Material and methods The family of one of the sisters has two affected children of male sex, aged 4 and 2. The boys cannot walk on their own, do not talk or talk incoherently, cannot control their physiological needs, have numerous neurological issues, suffer from frequent epileptic seizures and psychomotor retardation. The other sister’s family has a healthy 3-year-old boy and a healthy girl of 18 months. The affected 4-year-old boy and his mother were tested using chromosome microarray in a genetic laboratory in Barcelona, Spain, and the healthy girl and her mother, from the other family, were tested using the same method in Ljubljana, Slovenia.
Results Chromosome microarray showed the presence of an Xq28 microduplication around 550 KB long that included the MECP 2 gene, after which a diagnosis of Xq28 duplication syndrome was established in all tested subjects. None of the children had undergone prenatal genetic screening.

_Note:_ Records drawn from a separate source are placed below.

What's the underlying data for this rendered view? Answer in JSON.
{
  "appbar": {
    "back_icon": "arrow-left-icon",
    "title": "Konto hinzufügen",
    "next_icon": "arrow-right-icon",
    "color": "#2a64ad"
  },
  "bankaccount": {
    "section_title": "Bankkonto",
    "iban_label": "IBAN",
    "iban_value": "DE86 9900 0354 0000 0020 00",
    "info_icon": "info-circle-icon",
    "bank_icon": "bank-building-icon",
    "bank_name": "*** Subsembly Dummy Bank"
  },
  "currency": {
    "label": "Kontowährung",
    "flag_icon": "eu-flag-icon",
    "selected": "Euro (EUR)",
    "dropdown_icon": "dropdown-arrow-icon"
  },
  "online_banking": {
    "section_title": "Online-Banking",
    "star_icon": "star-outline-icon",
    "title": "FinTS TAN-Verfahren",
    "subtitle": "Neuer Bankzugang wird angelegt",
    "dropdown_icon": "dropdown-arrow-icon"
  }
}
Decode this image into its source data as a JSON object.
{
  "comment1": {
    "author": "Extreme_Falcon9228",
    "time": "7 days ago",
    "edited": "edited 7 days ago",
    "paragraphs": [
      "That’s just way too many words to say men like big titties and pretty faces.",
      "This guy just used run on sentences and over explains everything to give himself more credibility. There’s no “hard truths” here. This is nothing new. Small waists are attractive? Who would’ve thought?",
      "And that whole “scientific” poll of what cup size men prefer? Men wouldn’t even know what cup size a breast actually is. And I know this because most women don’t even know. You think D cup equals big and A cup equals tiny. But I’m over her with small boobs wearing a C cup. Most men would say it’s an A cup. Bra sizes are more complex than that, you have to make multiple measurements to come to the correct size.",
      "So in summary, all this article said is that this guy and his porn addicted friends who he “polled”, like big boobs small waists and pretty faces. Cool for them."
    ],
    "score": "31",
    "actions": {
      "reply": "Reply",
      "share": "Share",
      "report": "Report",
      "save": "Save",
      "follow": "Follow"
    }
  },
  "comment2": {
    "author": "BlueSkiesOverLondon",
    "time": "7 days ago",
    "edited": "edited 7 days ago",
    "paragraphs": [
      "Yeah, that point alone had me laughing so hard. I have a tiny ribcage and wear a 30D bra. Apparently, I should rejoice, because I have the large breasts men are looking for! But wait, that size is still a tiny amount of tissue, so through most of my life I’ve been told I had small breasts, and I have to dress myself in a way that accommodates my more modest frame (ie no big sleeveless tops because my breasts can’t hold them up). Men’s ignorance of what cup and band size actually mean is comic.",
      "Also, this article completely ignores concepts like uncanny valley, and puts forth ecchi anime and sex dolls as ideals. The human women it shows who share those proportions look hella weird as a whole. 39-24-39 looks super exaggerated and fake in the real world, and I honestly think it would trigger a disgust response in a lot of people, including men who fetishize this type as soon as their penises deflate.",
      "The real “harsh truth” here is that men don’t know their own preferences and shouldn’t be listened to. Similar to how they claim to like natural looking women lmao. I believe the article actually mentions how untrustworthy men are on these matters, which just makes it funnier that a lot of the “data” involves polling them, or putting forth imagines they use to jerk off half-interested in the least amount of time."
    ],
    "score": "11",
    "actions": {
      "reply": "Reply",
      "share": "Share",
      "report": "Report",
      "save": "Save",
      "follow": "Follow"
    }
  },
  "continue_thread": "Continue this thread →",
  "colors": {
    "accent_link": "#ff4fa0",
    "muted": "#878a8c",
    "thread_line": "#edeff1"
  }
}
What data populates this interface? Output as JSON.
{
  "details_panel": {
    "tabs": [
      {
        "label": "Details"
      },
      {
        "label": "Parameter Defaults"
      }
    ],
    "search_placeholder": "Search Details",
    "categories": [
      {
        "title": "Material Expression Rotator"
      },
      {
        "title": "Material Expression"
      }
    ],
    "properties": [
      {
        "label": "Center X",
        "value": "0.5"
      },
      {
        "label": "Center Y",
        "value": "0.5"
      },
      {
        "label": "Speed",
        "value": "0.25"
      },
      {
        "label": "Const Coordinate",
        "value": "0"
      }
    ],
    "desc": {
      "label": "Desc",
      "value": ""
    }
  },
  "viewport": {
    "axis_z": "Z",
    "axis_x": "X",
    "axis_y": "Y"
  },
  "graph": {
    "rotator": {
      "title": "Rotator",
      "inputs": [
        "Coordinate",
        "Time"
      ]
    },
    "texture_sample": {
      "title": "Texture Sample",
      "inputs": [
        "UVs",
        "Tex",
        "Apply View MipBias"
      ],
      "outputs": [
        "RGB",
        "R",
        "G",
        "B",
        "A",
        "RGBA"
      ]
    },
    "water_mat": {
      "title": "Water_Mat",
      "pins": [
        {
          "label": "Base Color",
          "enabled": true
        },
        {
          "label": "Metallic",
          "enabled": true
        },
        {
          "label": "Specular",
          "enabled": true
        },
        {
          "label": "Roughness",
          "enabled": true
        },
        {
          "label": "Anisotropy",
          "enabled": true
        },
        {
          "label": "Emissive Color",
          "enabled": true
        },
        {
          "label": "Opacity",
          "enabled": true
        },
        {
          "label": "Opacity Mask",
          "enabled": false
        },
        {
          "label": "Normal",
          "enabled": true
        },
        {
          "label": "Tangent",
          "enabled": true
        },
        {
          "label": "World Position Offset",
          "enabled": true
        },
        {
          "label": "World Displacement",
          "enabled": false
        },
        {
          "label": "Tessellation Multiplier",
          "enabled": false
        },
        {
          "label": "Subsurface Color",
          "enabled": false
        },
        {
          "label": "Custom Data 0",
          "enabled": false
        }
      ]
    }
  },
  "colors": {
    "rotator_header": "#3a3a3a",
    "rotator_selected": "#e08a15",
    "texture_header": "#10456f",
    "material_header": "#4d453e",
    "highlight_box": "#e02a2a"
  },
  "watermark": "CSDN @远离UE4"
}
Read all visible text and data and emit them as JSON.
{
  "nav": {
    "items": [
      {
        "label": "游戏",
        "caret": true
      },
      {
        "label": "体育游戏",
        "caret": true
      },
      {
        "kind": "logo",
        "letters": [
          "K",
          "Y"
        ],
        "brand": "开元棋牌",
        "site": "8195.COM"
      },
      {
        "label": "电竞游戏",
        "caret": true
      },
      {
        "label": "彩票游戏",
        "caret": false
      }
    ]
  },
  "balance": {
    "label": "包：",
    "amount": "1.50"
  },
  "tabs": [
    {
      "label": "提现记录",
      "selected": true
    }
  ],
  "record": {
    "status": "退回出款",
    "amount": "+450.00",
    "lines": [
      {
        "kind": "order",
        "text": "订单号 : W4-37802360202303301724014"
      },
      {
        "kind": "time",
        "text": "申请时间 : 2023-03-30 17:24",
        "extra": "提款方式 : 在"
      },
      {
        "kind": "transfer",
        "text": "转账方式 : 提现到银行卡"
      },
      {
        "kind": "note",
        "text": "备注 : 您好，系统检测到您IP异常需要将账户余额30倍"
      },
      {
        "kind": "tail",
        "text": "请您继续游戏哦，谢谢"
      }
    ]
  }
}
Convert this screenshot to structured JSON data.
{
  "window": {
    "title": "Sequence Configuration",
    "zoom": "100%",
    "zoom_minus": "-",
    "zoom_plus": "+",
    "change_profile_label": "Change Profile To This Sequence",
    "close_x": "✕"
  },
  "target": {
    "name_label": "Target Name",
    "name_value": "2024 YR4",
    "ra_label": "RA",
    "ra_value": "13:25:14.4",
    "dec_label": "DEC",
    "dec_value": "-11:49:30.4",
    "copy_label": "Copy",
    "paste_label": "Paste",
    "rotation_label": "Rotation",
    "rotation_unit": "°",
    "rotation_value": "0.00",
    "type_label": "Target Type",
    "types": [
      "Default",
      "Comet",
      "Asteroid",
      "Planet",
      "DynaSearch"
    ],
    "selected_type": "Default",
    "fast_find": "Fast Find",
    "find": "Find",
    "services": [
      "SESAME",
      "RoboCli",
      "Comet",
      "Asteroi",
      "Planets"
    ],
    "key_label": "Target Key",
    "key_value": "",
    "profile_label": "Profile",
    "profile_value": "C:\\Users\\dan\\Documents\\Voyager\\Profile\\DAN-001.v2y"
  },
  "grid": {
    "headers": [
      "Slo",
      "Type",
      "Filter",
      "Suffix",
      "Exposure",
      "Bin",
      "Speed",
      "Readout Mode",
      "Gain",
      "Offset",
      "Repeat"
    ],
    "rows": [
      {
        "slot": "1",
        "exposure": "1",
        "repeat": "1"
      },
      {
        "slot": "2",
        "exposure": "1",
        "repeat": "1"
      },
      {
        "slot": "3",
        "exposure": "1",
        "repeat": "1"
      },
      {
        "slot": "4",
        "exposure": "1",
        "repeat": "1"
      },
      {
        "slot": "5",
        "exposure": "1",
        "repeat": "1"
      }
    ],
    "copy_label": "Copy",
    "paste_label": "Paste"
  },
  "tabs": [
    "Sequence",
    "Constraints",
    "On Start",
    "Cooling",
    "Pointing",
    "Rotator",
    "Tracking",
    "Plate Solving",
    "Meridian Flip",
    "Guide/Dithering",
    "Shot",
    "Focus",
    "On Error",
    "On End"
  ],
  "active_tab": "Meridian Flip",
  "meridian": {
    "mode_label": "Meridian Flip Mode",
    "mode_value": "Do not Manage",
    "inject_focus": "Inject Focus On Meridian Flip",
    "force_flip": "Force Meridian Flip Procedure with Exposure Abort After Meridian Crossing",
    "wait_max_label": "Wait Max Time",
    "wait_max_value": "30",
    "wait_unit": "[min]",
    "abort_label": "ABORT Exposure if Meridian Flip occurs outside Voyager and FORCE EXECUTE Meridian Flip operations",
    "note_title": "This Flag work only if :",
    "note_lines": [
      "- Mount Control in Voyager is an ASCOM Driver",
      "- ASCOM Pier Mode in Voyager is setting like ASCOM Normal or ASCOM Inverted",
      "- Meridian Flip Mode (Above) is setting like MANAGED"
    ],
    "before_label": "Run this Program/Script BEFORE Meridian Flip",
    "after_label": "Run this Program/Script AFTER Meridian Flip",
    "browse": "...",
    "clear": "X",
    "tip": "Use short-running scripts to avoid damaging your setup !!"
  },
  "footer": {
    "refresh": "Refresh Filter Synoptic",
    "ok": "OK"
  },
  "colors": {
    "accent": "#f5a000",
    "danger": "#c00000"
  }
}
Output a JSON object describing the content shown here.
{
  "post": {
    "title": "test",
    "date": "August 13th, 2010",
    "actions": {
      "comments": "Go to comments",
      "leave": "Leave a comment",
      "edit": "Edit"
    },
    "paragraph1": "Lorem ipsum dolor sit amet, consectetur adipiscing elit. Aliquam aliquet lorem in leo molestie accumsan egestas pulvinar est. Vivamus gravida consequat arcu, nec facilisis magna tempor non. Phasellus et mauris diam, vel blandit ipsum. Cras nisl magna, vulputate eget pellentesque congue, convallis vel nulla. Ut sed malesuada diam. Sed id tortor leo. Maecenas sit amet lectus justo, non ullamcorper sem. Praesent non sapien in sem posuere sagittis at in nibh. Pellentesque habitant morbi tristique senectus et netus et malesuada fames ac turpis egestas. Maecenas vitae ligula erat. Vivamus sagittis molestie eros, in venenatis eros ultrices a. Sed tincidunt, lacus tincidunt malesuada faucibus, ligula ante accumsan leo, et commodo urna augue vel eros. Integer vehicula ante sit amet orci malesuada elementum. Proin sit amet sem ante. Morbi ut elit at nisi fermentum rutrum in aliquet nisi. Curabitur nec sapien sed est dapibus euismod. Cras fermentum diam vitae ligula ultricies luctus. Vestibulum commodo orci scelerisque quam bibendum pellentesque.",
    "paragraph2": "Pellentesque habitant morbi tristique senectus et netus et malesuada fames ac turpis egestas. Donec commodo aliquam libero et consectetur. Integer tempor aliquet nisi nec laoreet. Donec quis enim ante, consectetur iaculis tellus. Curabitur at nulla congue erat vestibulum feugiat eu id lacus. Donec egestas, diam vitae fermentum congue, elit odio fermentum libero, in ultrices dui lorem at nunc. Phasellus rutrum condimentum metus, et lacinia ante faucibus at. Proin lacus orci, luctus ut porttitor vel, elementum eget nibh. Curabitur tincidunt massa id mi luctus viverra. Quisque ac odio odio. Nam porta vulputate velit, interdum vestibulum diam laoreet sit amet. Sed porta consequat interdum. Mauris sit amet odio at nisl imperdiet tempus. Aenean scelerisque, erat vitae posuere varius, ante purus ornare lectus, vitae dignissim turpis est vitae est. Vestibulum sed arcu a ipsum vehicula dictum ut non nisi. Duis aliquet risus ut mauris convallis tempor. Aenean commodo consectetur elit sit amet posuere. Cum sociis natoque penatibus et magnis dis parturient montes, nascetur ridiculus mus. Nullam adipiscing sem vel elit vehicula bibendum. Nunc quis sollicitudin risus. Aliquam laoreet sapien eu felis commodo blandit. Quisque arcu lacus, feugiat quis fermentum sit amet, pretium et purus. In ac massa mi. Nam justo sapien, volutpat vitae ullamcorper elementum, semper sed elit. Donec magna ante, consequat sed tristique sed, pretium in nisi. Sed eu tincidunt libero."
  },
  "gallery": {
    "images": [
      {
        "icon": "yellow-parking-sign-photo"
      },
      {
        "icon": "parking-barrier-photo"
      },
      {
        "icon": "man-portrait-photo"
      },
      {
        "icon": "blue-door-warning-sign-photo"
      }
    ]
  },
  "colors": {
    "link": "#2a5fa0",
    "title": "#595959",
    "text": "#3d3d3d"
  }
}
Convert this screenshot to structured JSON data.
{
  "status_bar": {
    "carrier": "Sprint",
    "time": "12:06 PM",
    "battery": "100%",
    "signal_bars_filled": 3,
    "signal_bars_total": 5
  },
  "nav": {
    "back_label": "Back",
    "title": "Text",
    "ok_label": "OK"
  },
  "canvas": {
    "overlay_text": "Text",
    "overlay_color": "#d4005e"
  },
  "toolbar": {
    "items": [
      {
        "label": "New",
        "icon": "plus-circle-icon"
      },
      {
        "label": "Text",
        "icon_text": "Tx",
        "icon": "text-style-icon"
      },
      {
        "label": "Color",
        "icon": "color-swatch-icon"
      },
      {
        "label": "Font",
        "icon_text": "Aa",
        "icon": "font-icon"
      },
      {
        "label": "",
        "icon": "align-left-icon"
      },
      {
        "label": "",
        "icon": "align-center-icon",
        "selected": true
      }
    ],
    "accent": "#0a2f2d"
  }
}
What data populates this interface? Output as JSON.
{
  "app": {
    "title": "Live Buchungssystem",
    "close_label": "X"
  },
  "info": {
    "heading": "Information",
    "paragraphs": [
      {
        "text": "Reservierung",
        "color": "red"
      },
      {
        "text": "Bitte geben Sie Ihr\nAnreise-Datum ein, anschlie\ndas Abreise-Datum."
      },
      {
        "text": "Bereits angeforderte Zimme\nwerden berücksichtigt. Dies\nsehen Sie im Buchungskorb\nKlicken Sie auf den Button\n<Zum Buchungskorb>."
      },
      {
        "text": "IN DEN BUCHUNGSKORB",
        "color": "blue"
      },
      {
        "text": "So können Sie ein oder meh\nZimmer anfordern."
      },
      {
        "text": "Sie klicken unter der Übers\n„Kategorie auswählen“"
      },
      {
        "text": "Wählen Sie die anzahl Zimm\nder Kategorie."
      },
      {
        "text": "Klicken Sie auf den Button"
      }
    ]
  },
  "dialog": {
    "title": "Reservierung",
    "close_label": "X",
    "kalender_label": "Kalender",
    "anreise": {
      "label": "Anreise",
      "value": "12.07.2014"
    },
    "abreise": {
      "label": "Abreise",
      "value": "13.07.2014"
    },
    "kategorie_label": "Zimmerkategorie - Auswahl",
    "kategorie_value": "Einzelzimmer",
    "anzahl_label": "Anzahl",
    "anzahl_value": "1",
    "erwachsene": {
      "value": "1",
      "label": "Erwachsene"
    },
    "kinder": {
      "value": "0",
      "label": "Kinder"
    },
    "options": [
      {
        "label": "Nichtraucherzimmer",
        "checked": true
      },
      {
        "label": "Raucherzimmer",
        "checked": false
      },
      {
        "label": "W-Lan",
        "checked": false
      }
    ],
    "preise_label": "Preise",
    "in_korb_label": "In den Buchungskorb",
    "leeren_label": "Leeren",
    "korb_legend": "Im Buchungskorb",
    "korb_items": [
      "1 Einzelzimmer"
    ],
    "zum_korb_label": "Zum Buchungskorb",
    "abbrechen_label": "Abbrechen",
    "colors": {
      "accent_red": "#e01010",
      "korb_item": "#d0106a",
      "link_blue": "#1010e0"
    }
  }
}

Conclusion In both families, the mothers, i.e. the sisters are carriers of a mutation on the X chromosome. In the first family, the boys received a ‘sick’ X chromosome from their mother and are thus phenotypically ‘sick’. The children in the second family are phenotypically healthy. The boy inherited a healthy X chromosome from his mother and the girl inherited a ‘sick’ X chromosome from the mother. The girl is phenotypically healthy, but it is important for her offspring that she knows the following: if her foetus is female, it will be phenotypically healthy with 50% chance of being completely healthy and 50% chance of being a carrier of the pathologic gene, like her mother. If the foetus is male, there is 50% probability that it will be completely healthy and 50% probability that it will be ‘sick’ if it becomes a carrier of the mutated gene. This girl, the carrier of the mutation, needs to know that she will have to undergo genetic screening in the course of her pregnancy. It is crucial that all relatives at risk should be timely informed and tested, for the purpose of welcoming healthy children. Two women, sisters, share the same mutation but with different expression. One of them leads an unhappy life, and so does her entire family. The other sister is happy, even though no prenatal genetic screening was done.